DİSK / Emekli Sen Çorum Şube Başkanı Ömer Sözüdoğru, emeklilerin temsil edilmedikleri masadan çıkacak olan sonucu kabul etmeyeceğini bildirdi.
Hükümetle memur sendikaları arasında devam eden toplu iş sözleşmesi görüşmeleri ile ilgili bir değerlendirme yapan Ömer Sözüdoğru, "Bu sözleşmede, parlamento çoğunluğunu yitirmiş ve istifa etmiş hükümetin muhatabı ise yine bu iktidarın, kendi kucağında büyüttüğü, Memur-Sen Konfederasyonudur. Soruyoruz, emeklilerin temsil edilmediği masada nasıl oluyor da emekliler konuşulabiliyor" dedi.

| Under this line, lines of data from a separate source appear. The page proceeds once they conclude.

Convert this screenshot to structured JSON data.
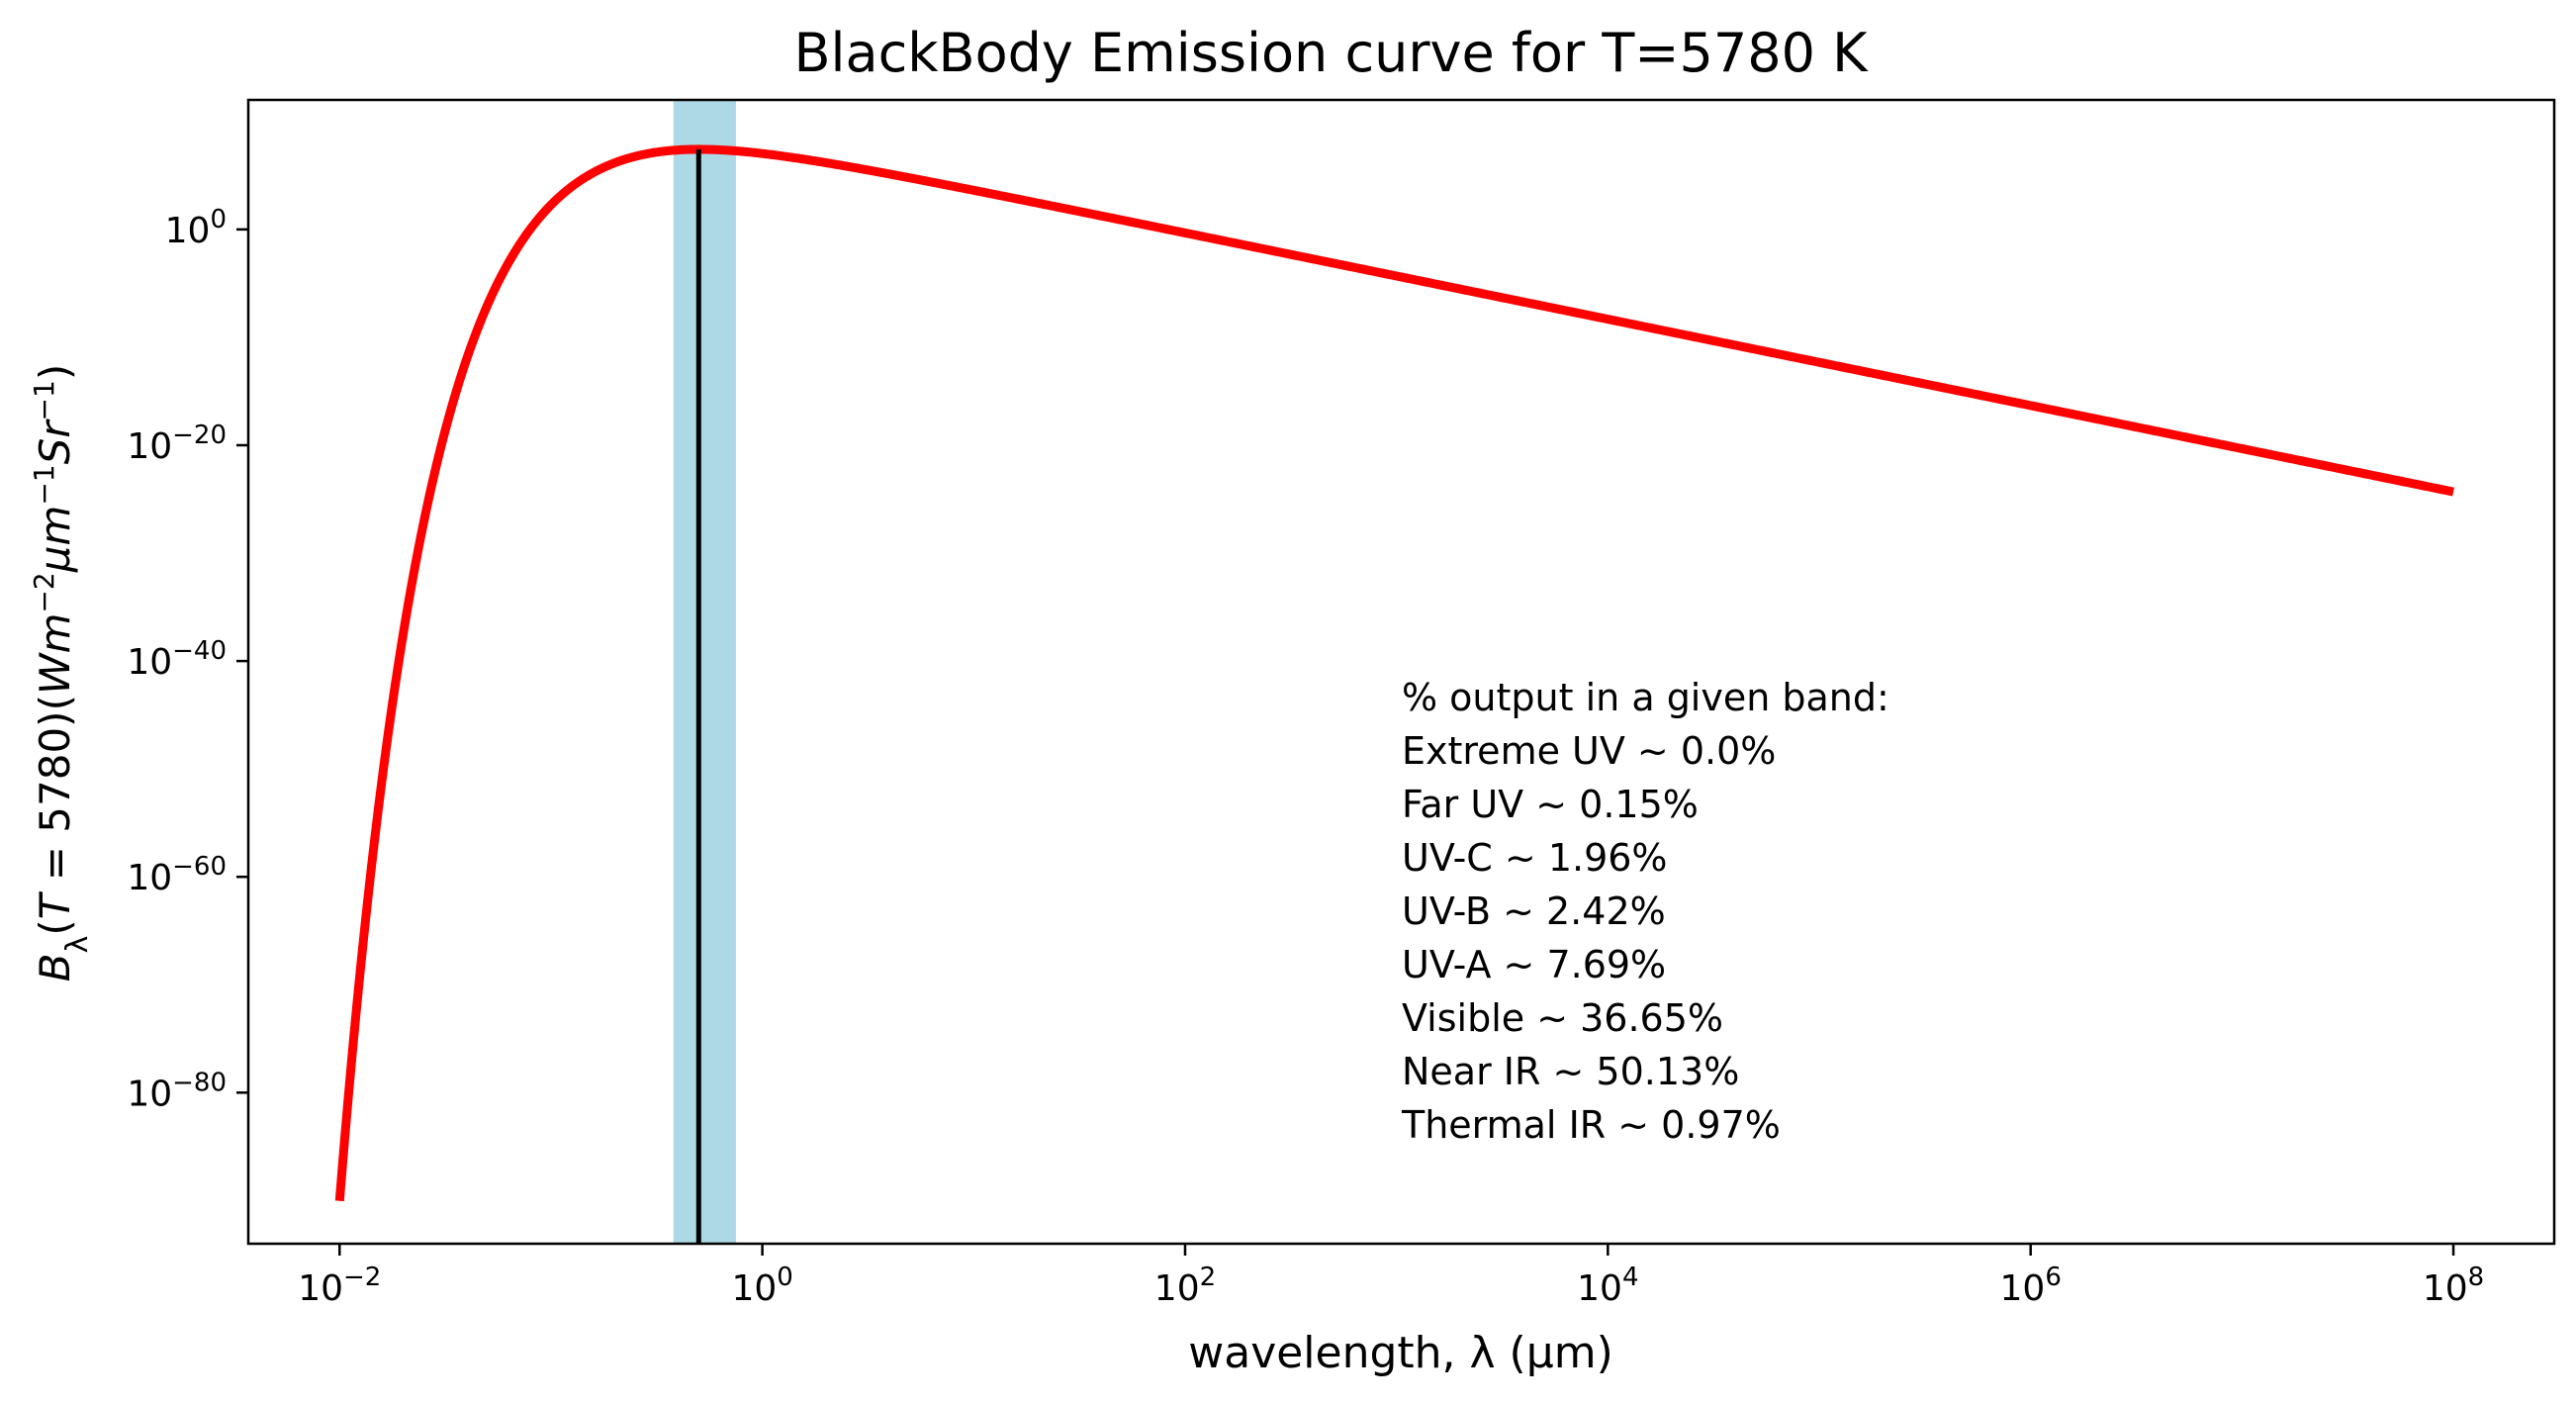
{
  "chart_data": {
    "type": "line",
    "title": "BlackBody Emission curve for T=5780 K",
    "xlabel": "wavelength, λ (µm)",
    "ylabel_parts": {
      "b": "B",
      "lambda_sub": "λ",
      "open": "(",
      "t": "T",
      "eq": " = 5780)(",
      "w": "Wm",
      "exp_w": "−2",
      "mu": "μm",
      "exp_mu": "−1",
      "sr": "Sr",
      "exp_sr": "−1",
      "close": ")"
    },
    "x_scale": "log",
    "y_scale": "log",
    "xlim": [
      0.0037,
      300000000
    ],
    "ylim": [
      1e-94,
      1000000000000.0
    ],
    "x_ticks": [
      {
        "value": 0.01,
        "base": "10",
        "exp": "−2"
      },
      {
        "value": 1,
        "base": "10",
        "exp": "0"
      },
      {
        "value": 100,
        "base": "10",
        "exp": "2"
      },
      {
        "value": 10000,
        "base": "10",
        "exp": "4"
      },
      {
        "value": 1000000,
        "base": "10",
        "exp": "6"
      },
      {
        "value": 100000000,
        "base": "10",
        "exp": "8"
      }
    ],
    "y_ticks": [
      {
        "value": 1,
        "base": "10",
        "exp": "0"
      },
      {
        "value": 1e-20,
        "base": "10",
        "exp": "−20"
      },
      {
        "value": 1e-40,
        "base": "10",
        "exp": "−40"
      },
      {
        "value": 1e-60,
        "base": "10",
        "exp": "−60"
      },
      {
        "value": 1e-80,
        "base": "10",
        "exp": "−80"
      }
    ],
    "grid": false,
    "series": [
      {
        "color": "#ff0000",
        "temperature_K": 5780,
        "x_range": [
          0.01,
          100000000
        ]
      }
    ],
    "peak_line": {
      "x": 0.5,
      "color": "#000000"
    },
    "visible_band": {
      "x_range": [
        0.38,
        0.75
      ],
      "color": "#add8e6"
    },
    "annotation": [
      "% output in a given band:",
      "Extreme UV ~ 0.0%",
      "Far UV ~ 0.15%",
      "UV-C ~ 1.96%",
      "UV-B ~ 2.42%",
      "UV-A ~ 7.69%",
      "Visible ~ 36.65%",
      "Near IR ~ 50.13%",
      "Thermal IR ~ 0.97%"
    ]
  }
}
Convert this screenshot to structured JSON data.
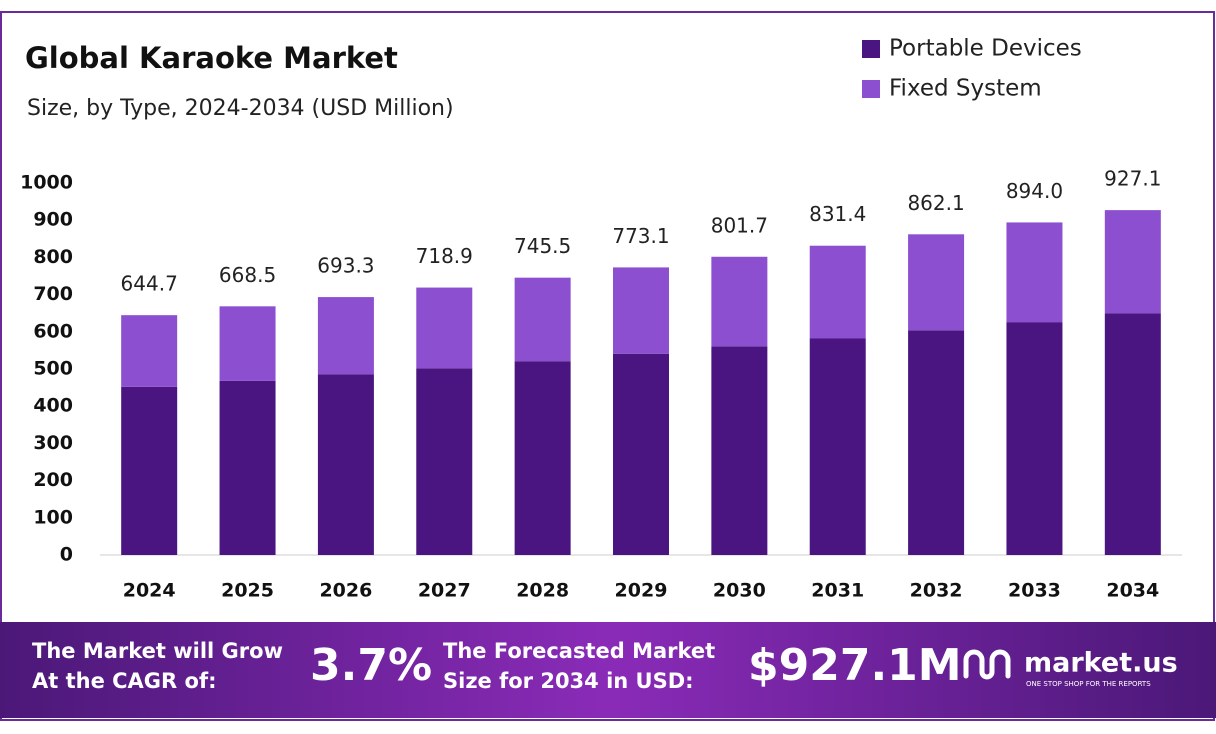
{
  "chart_data": {
    "type": "stacked_bar",
    "title": "Global Karaoke Market",
    "subtitle": "Size, by Type, 2024-2034 (USD Million)",
    "categories": [
      "2024",
      "2025",
      "2026",
      "2027",
      "2028",
      "2029",
      "2030",
      "2031",
      "2032",
      "2033",
      "2034"
    ],
    "series": [
      {
        "name": "Portable Devices",
        "color": "#4a1580",
        "values": [
          452,
          468,
          486,
          502,
          521,
          541,
          561,
          582,
          604,
          626,
          650
        ]
      },
      {
        "name": "Fixed System",
        "color": "#8b4fd0",
        "values": [
          192.7,
          200.5,
          207.3,
          216.9,
          224.5,
          232.1,
          240.7,
          249.4,
          258.1,
          268.0,
          277.1
        ]
      }
    ],
    "totals": [
      644.7,
      668.5,
      693.3,
      718.9,
      745.5,
      773.1,
      801.7,
      831.4,
      862.1,
      894.0,
      927.1
    ],
    "total_labels": [
      "644.7",
      "668.5",
      "693.3",
      "718.9",
      "745.5",
      "773.1",
      "801.7",
      "831.4",
      "862.1",
      "894.0",
      "927.1"
    ],
    "ylim": [
      0,
      1000
    ],
    "yticks": [
      0,
      100,
      200,
      300,
      400,
      500,
      600,
      700,
      800,
      900,
      1000
    ],
    "grid": false,
    "legend": "top-right"
  },
  "footer": {
    "cagr_text_1": "The Market will Grow",
    "cagr_text_2": "At the CAGR of:",
    "cagr_value": "3.7%",
    "forecast_text_1": "The Forecasted Market",
    "forecast_text_2": "Size for 2034 in USD:",
    "forecast_value": "$927.1M",
    "brand": "market.us",
    "tagline": "ONE STOP SHOP FOR THE REPORTS"
  }
}
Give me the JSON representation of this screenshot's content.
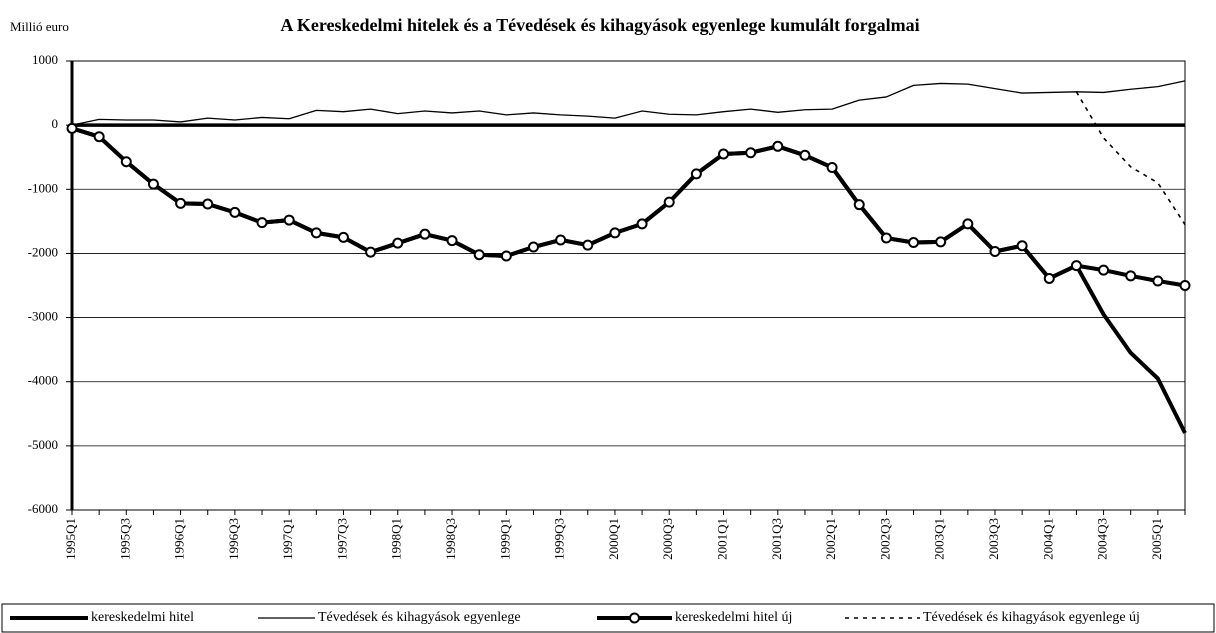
{
  "chart_data": {
    "type": "line",
    "title": "A Kereskedelmi hitelek és a Tévedések és kihagyások egyenlege kumulált forgalmai",
    "y_label": "Millió euro",
    "categories": [
      "1995Q1",
      null,
      "1995Q3",
      null,
      "1996Q1",
      null,
      "1996Q3",
      null,
      "1997Q1",
      null,
      "1997Q3",
      null,
      "1998Q1",
      null,
      "1998Q3",
      null,
      "1999Q1",
      null,
      "1999Q3",
      null,
      "2000Q1",
      null,
      "2000Q3",
      null,
      "2001Q1",
      null,
      "2001Q3",
      null,
      "2002Q1",
      null,
      "2002Q3",
      null,
      "2003Q1",
      null,
      "2003Q3",
      null,
      "2004Q1",
      null,
      "2004Q3",
      null,
      "2005Q1",
      null
    ],
    "ylim": [
      -6000,
      1000
    ],
    "yticks": [
      -6000,
      -5000,
      -4000,
      -3000,
      -2000,
      -1000,
      0,
      1000
    ],
    "grid": true,
    "legend": "bottom",
    "series": [
      {
        "name": "kereskedelmi hitel",
        "color": "#000000",
        "style": "thick",
        "values": [
          -50,
          -180,
          -570,
          -920,
          -1220,
          -1230,
          -1360,
          -1520,
          -1480,
          -1680,
          -1750,
          -1980,
          -1840,
          -1700,
          -1800,
          -2020,
          -2040,
          -1900,
          -1790,
          -1870,
          -1680,
          -1540,
          -1200,
          -760,
          -450,
          -430,
          -330,
          -470,
          -660,
          -1240,
          -1760,
          -1830,
          -1820,
          -1540,
          -1970,
          -1880,
          -2390,
          -2190,
          -2950,
          -3550,
          -3950,
          -4800
        ]
      },
      {
        "name": "Tévedések és kihagyások egyenlege",
        "color": "#000000",
        "style": "thin",
        "values": [
          0,
          90,
          80,
          80,
          50,
          110,
          80,
          120,
          100,
          230,
          210,
          250,
          180,
          220,
          190,
          220,
          160,
          190,
          160,
          140,
          110,
          220,
          170,
          160,
          210,
          250,
          200,
          240,
          250,
          390,
          440,
          620,
          650,
          640,
          570,
          500,
          510,
          520,
          510,
          560,
          600,
          690
        ]
      },
      {
        "name": "kereskedelmi hitel új",
        "color": "#000000",
        "style": "thick-circle",
        "values": [
          -50,
          -180,
          -570,
          -920,
          -1220,
          -1230,
          -1360,
          -1520,
          -1480,
          -1680,
          -1750,
          -1980,
          -1840,
          -1700,
          -1800,
          -2020,
          -2040,
          -1900,
          -1790,
          -1870,
          -1680,
          -1540,
          -1200,
          -760,
          -450,
          -430,
          -330,
          -470,
          -660,
          -1240,
          -1760,
          -1830,
          -1820,
          -1540,
          -1970,
          -1880,
          -2390,
          -2190,
          -2260,
          -2350,
          -2430,
          -2500
        ]
      },
      {
        "name": "Tévedések és kihagyások egyenlege új",
        "color": "#000000",
        "style": "dotted",
        "values": [
          null,
          null,
          null,
          null,
          null,
          null,
          null,
          null,
          null,
          null,
          null,
          null,
          null,
          null,
          null,
          null,
          null,
          null,
          null,
          null,
          null,
          null,
          null,
          null,
          null,
          null,
          null,
          null,
          null,
          null,
          null,
          null,
          null,
          null,
          null,
          null,
          null,
          520,
          -200,
          -650,
          -900,
          -1550
        ]
      }
    ]
  }
}
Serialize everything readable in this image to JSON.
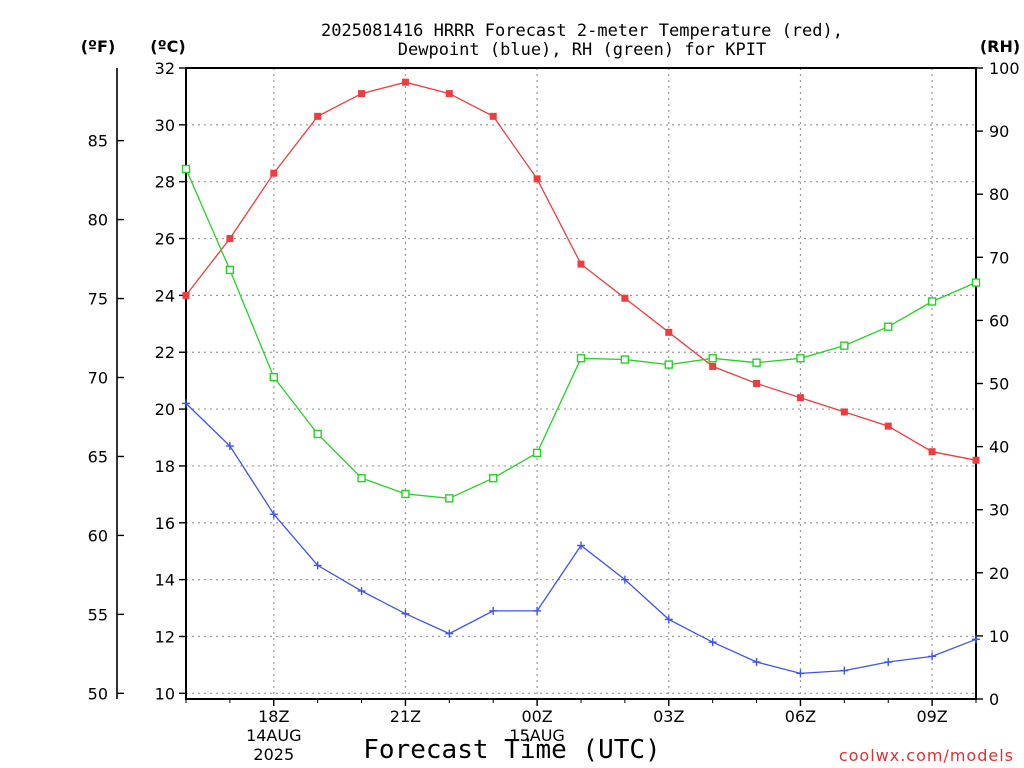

Sözüdoğru, açıklamasında şu bilgileri verdi:
"3 Ağustos 2015 tarihinde, başlayan ve 3 milyon kamu çalışanının yanı sıra, 2 milyon dolayındaki memur emeklisi ile dul yetimlerine 2016 ve 2017 yıllarında verilecek, hakların düzenleneceği toplu sözleşme görüşmelerinin 14 Ağustos tarihinde yapılan oturumunda ortaya çıkan manzara, danışıklı dövüşü açık etmiştir.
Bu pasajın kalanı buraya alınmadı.